Nacido el 19 de marzo de 1933 en un barrio judío de Newark (New Jersey) en el seno de un familia de origen judío polaco-ucraniano, Roth abordó en su extensa y galardonada obra, temas como el sexo, el deseo, la vejez y la muerte, o el judaísmo y sus obligaciones. Su mayor éxito le llegó con El mal de Portnoy (también traducida como El lamento de Portnoy, 1969), en la que el protagonista, Alexander Portnoy, cuenta sus aventuras sexuales a su psiquiatra y vive atormentado por los remordimientos y por su obsesión por el sexo.
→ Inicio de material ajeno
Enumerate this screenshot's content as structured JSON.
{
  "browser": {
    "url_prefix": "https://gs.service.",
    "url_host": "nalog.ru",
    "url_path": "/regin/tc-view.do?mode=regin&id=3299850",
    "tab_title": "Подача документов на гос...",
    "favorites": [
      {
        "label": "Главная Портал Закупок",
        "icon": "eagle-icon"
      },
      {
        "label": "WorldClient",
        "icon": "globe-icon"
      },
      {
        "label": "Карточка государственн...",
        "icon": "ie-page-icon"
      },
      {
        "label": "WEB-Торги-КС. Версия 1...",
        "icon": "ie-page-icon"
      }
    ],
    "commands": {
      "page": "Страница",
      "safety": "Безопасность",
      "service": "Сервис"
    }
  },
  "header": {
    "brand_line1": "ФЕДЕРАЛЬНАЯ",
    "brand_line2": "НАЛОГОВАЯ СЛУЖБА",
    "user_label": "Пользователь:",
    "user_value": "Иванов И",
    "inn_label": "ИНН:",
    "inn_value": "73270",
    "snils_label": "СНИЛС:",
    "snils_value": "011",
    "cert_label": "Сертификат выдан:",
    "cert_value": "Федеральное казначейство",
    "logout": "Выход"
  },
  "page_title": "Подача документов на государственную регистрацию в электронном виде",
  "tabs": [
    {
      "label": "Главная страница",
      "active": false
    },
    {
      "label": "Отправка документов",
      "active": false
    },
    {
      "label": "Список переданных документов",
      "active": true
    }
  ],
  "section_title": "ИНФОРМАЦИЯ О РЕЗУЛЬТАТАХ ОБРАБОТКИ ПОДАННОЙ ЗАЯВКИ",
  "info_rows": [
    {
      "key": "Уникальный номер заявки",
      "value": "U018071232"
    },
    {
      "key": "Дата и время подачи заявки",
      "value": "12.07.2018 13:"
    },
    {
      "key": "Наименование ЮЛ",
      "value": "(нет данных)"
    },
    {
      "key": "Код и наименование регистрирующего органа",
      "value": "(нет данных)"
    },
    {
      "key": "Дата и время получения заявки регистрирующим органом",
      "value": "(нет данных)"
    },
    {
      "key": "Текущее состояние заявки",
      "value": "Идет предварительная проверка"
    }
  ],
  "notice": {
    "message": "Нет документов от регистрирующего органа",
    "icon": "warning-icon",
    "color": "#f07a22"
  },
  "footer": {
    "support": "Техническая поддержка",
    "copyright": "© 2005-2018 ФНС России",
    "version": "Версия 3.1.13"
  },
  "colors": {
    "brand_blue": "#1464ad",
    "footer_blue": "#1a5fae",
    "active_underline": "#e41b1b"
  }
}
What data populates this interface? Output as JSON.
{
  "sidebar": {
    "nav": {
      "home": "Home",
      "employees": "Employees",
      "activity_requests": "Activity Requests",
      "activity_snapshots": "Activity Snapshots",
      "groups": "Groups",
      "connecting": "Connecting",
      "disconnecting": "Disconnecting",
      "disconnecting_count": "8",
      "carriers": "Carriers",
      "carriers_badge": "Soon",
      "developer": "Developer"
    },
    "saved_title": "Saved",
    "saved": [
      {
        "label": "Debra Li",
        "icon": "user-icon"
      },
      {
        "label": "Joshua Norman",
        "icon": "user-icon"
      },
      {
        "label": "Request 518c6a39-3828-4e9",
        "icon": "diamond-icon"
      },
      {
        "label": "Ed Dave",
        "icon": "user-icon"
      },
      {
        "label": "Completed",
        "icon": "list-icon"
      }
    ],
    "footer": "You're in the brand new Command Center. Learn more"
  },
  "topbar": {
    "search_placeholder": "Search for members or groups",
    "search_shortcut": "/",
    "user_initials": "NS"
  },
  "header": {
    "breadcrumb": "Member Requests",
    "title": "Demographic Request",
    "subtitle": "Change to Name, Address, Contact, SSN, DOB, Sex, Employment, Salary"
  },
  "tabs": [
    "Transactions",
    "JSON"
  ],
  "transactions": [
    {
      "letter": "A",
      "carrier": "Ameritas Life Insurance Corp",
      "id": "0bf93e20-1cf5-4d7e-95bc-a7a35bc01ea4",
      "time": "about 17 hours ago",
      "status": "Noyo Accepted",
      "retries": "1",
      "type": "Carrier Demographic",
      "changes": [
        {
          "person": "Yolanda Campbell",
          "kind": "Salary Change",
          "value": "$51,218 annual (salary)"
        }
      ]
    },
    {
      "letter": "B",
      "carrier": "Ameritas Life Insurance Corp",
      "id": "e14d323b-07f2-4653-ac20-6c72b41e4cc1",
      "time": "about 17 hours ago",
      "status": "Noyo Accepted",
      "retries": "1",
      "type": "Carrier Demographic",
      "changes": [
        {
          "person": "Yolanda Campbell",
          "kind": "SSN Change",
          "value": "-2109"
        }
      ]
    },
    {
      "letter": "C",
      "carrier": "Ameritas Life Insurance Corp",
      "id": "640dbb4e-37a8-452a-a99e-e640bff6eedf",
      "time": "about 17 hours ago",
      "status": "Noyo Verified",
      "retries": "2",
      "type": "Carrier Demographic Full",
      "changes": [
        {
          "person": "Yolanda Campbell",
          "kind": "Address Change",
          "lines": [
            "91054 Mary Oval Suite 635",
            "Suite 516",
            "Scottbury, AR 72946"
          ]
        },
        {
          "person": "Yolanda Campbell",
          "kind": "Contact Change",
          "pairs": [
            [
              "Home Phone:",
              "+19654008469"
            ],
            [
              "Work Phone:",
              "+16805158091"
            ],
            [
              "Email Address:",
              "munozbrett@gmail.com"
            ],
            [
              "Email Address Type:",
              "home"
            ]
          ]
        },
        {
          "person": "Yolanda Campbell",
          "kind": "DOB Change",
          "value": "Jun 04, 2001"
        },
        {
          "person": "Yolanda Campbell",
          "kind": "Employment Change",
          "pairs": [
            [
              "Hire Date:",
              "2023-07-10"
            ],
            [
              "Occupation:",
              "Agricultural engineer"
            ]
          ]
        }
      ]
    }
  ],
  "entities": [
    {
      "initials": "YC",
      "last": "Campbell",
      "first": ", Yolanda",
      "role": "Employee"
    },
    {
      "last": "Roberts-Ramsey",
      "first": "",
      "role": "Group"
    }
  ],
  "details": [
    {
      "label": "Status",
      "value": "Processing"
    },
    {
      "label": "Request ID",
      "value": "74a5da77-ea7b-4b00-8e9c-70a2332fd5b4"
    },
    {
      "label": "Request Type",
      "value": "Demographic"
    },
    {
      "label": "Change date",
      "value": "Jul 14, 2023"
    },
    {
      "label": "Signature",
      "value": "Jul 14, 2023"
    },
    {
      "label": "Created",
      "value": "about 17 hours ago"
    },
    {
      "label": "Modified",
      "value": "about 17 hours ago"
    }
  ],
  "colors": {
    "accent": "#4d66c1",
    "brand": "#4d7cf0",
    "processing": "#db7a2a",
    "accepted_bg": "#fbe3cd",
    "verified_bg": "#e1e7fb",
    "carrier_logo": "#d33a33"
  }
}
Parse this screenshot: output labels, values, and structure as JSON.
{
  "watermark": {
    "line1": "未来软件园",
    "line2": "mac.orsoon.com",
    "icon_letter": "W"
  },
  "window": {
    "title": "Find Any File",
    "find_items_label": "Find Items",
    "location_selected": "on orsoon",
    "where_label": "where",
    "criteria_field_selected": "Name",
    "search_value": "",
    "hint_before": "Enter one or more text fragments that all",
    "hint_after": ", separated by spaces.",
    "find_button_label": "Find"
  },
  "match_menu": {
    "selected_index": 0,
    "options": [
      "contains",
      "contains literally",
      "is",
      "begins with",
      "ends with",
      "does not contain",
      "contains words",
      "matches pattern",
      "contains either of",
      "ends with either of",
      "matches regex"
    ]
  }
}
Para describir la importancia de Roth hay que echar mano de adjetivos tamaño extra como titánico, inmenso e, incluso, prodigioso. Empezó a escribir bajo la influencia de Saul Bellow, maestro reconocido, quizá con la intención de quitarle el cetro de mejor escritor judío. De hecho, los temas de Bellow y de Roth --el ocaso del macho, la neurosis, la mirada picaresca, el miedo a las mujeres, o la crítica a la identidad judía-- no son tan distintos. Su tercera novela, El mal de Portnoy (1969), permitía a un público general leer una novela semiporno con prestigio literario que le reportó dinero, reconocimiento universal y un odio cartaginés de la comunidad judía, horrorizada por el acto de traición, que tardó años en evaporarse.

La etiqueta de judío que odia a los judíos le persiguió de por vida. Así se definía el autor con su característica autocrítica afilada: «Philip Roth es el judío que se masturba con un pedazo de hígado, lo cual le permite ganar un millón de dólares».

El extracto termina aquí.